$45 billion is nothing to scoff at; by any estimate that’s a lot of money. It’s also about what gets spent every year on defensive medicine at hospitals across the country. For anyone familiar with the medical malpractice debate and the issue of tort reform, this number may sound familiar.
Proponents of malpractice caps often point out the fact that billions of dollars are spent every year to avoid medical malpractice lawsuits. While this statement is very true, it’s also a bit misleading.
By pulling the magnifying glass out of the picture, you see that malpractice costs are about $55.6 billion a year – compared to a national healthcare bill of more than $2 trillion. When looked at as a part of the whole, medical malpractice accounts for less than three percent of America’s yearly healthcare spend.

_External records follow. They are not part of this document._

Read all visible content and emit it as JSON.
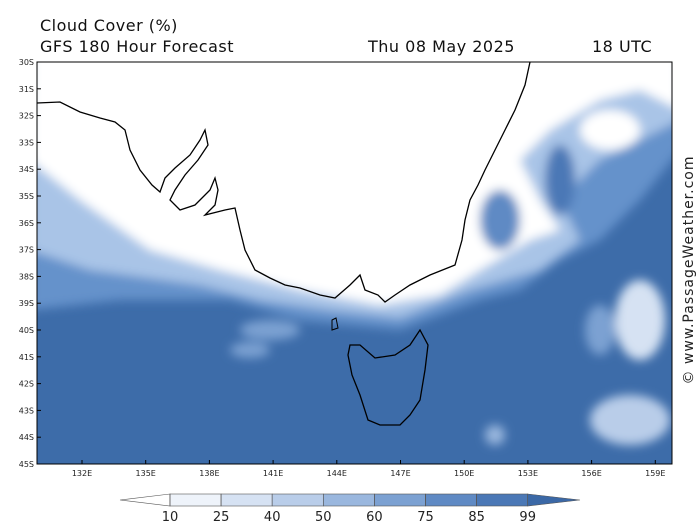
{
  "header": {
    "title": "Cloud Cover (%)",
    "model": "GFS 180 Hour Forecast",
    "date": "Thu 08 May 2025",
    "time": "18 UTC"
  },
  "watermark": "© www.PassageWeather.com",
  "map": {
    "lat_labels": [
      "30S",
      "31S",
      "32S",
      "33S",
      "34S",
      "35S",
      "36S",
      "37S",
      "38S",
      "39S",
      "40S",
      "41S",
      "42S",
      "43S",
      "44S",
      "45S"
    ],
    "lon_labels": [
      "132E",
      "135E",
      "138E",
      "141E",
      "144E",
      "147E",
      "150E",
      "153E",
      "156E",
      "159E"
    ]
  },
  "legend": {
    "ticks": [
      10,
      25,
      40,
      50,
      60,
      75,
      85,
      99
    ],
    "colors": [
      "#ffffff",
      "#eef3fa",
      "#d6e2f3",
      "#b9cde9",
      "#9ab7de",
      "#7ca1d2",
      "#5f8ac4",
      "#4b78b6",
      "#3b68a6"
    ]
  }
}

This month’s issue of Health Affairs is all about taking a step back and looking at the broader picture.
In one of the studies published in September’s issue, a study from the Cutler Institute for Health and Social Policy found that the effect of national tort reform would have such a small impact on the cost of medical malpractice that it barely registers. J. William Thomas, PhD helmed the study, which found that tort reform measures would lower the United States’ healthcare bill by about 0.12 to 0.134 percent.
He was careful to issue the caveat that even 0.12 percent of two trillion dollars is a significant amount of money. However, the fact that it is such a small part of the whole does make one question whether tort reform is the issue it’s being made out to be.
In that light, limiting patients or families from receiving compensation for injuries or the death of a loved one seems harsh. Surely there are larger percentages to go after.